Ella’s Day

Elanora Willow Bruinooge was born a year ago today. I was just looking over the hastily-scrawled thoughts in my notebook from the time in the hospital. I can’t believe a year has already gone by, but on the other hand, that pre-Ella time seems incredibly distant — a lifetime away. Here’s some excerpts from what I wrote that day:

1:00 am: I realized today that I feel like Sam Gamgee. Suanna is Frodo — carrying a burden she can share with no one, uncertain of the future, exhausted, and unsure if she can manage to take even her next step. My job is to stay the course by her side — simultaneously helpless and crucial.

1:50 am: Thank God Suanna is tired. I was worried she wouldn’t be able to sleep. I just hope I’m able to. I’m not really keyed up, but my dreams were crazy last night, and there’s no reason they’d change. Mom said the one about the baby being a fish is classic parental-inadequacy stuff. Not surprising. The odd thing is that I’ve been having more of those teaching nightmares, where I show up to teach poetry and am completely unprepared and gradually lose control of the classroom.

7:50 am: In the Hospital Cafeteria

2:15 pm: Suanna just got her epidural. She’d been in considerable pain before then. The anesthesiologist is young, perky, talkative. At first I thought she was keeping Suanna talking just to keep her mind off the pain until the medication set in. But it became clear that she was just gregarious and didn’t have anywhere she needed to be just then. As I’m writing this Suanna’s talking cancer-care policy with her and is perfectly chipper. Night and day from where she was just a few minutes before.

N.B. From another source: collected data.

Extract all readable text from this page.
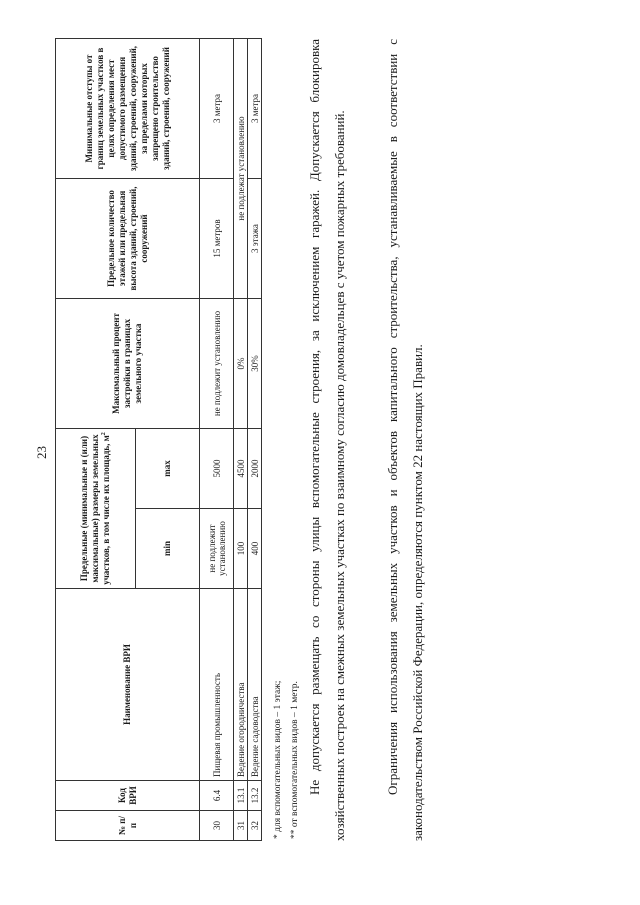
23
№ п/п	Код ВРИ	Наименование ВРИ	Предельные (минимальные и (или) максимальные) размеры земельных участков, в том числе их площадь, $м^2$		Максимальный процент застройки в границах земельного участка	Предельное количество этажей или предельная высота зданий, строений, сооружений	Минимальные отступы от границ земельных участков в целях определения мест допустимого размещения зданий, строений, сооружений, за пределами которых запрещено строительство зданий, строений, сооружений
			min	max			
30	6.4	Пищевая промышленность	не подлежит установлению	5000	не подлежит установлению	15 метров	3 метра
31	13.1	Ведение огородничества	100	4500	0%	не подлежат установлению	
32	13.2	Ведение садоводства	400	2000	30%	3 этажа	3 метра
* для вспомогательных видов – 1 этаж; ** от вспомогательных видов – 1 метр. Не допускается размещать со стороны улицы вспомогательные строения, за исключением гаражей. Допускается блокировка хозяйственных построек на смежных земельных участках по взаимному согласию домовладельцев с учетом пожарных требований.	Ограничения использования земельных участков и объектов капитального строительства, устанавливаемые в соответствии с законодательством Российской Федерации, определяются пунктом 22 настоящих Правил.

5:55 pm: So strange. Childbirth is as natural a process as there is, something that a woman can do all by herself in the wilderness if she has to. And here’s Suanna, with monitors on her abdomen to track her contractions and Ella’s heartrate. A catheter. A blood pressure machine. The epidural cord. An IV. In a room, in a hospital with all sorts of high tech stuff around. I wouldn’t have it any other way. All the tech that’s here, from the medical stuff to having the laptop and camera handy — there’s no downside. It’s a win-win.

Suanna’s incredibly hungry, fantasizing about the cinnamon rolls Jen served on Friday morning.

6:55 pm: We’re almost there —

after 7:37 pm: I spent the last couple months worried not about the birth but about taking care of a baby afterward. But the labor was full of causes for worry and fret (all ultimately groundless), and as soon as I held Ella, taking care of her suddenly seemed like the easiest thing in the world.